Scottish Leather Group has seen profits fall sharply as high prices for raw hide depressed margins, but it has signalled confidence by maintaining its dividend.

The group lifted turnover by £5m to £142m in the year to March 2015, according to accounts just filed at Companies House, but operating profit slid from £4.75m to £2.66m and pre-tax profit from £4.5m to £2.6m.

Return on capital slumped from 8.6 to 5.1 per cent, and operating profit per employee dropped from £8.20 to £4.30.

The directors write: “Challenging trading circumstances in the second half of the year influenced a lower than anticipated profit for the year as a whole. Gross margins remained under pressure due to continued raw hide prices. Net cash inflow from operations improved year on year resulting in a stronger year end cash position.”
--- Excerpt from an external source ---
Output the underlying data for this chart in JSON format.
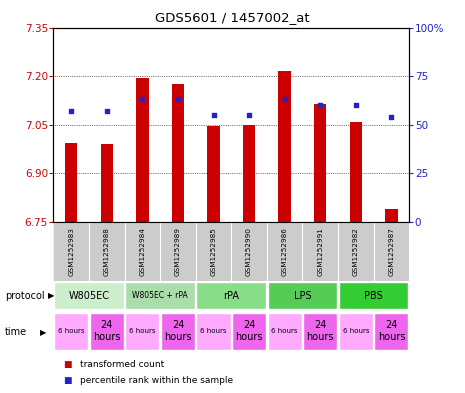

Scottish Leather Group, led by chairman Jonathan Muirhead, is the UK’s biggest leather manufacturer. Its five companies include Bridge of Weir Leather, 110 years old, whose specialities include luxury automotive leathers; Paisley tanners W J & W Lang, dating back to 1872; and Glasgow-based Andrew Muirhead, celebrating its 175th anniversary this year, which makes high performance leather for airline interiors, with customers including British Airways,Thomson, Virgin Atlantic and Singapore Airlines.

The Muirhead and Lang families own more than 90per cent of Scottish Leather Group, with the rest held by the workforce.

The other businesses are Bridge of Weir-based tanners NCT Leathers (1936), and SLG Technology set up in 2008 to run the group’s £6m privately-funded thermal energy plant.

The group also holds, through a wholly-owned Hong Kong subsidiary, a 50 per cent stake in Zibo Polygrace Bridge of Weir Leather Company registered in China.

In 2013-14, turnover rose by almost 20 per cent, boosted by higher automotive leather and wet blue hide sales, but working capital came under pressure.

The 2014-15 accounts show a big turnround in cash inflow, up £6.9m or £3m at the net level, following the previous year’s net £4.4m outflow.

SLG maintained its dividend to shareholders at £1.59m, and year end funds stood at £8.m, a rise of £3m.

Group shareholder funds slipped by £1.5m to £52.8m.

Average employee numbers crept up during the year, from 561 to 577, taking the wage bill to £19.2m.

The directors’ wage bill was down marginally at just under £1m, with the highest-paid director receiving £182,332, up from £177,049.

The cost of pensions rose on the balance sheet.

After four years of surpluses, the employee fund dropped into a deficit of £1.53m while the directors’ scheme had a deficit of £640,000, hit by the continuing rise in liabilities around interest rates and longevity.

The firm’s contributions into its defined contribution scheme also rose sharply, from £375,000 to £498,000.

Capital expenditure was up by £50,000 at £1.74m.

Four years ago, the group was making a return on capital of 17.4 per cent – more than three times last year’s figure – while creditor days had been pushed down to 25, compared with last year’s 44 (up from 30).

At that time it also established the SLG Academy to encourage young people to consider a career in the industry. It offers work placements to fifth and sixth-year pupils from local schools

The directors say: “Despite the challenging business environment over the past 12 months, the group remains in an enviably strong position in terms of its balance sheet, its products and its people.”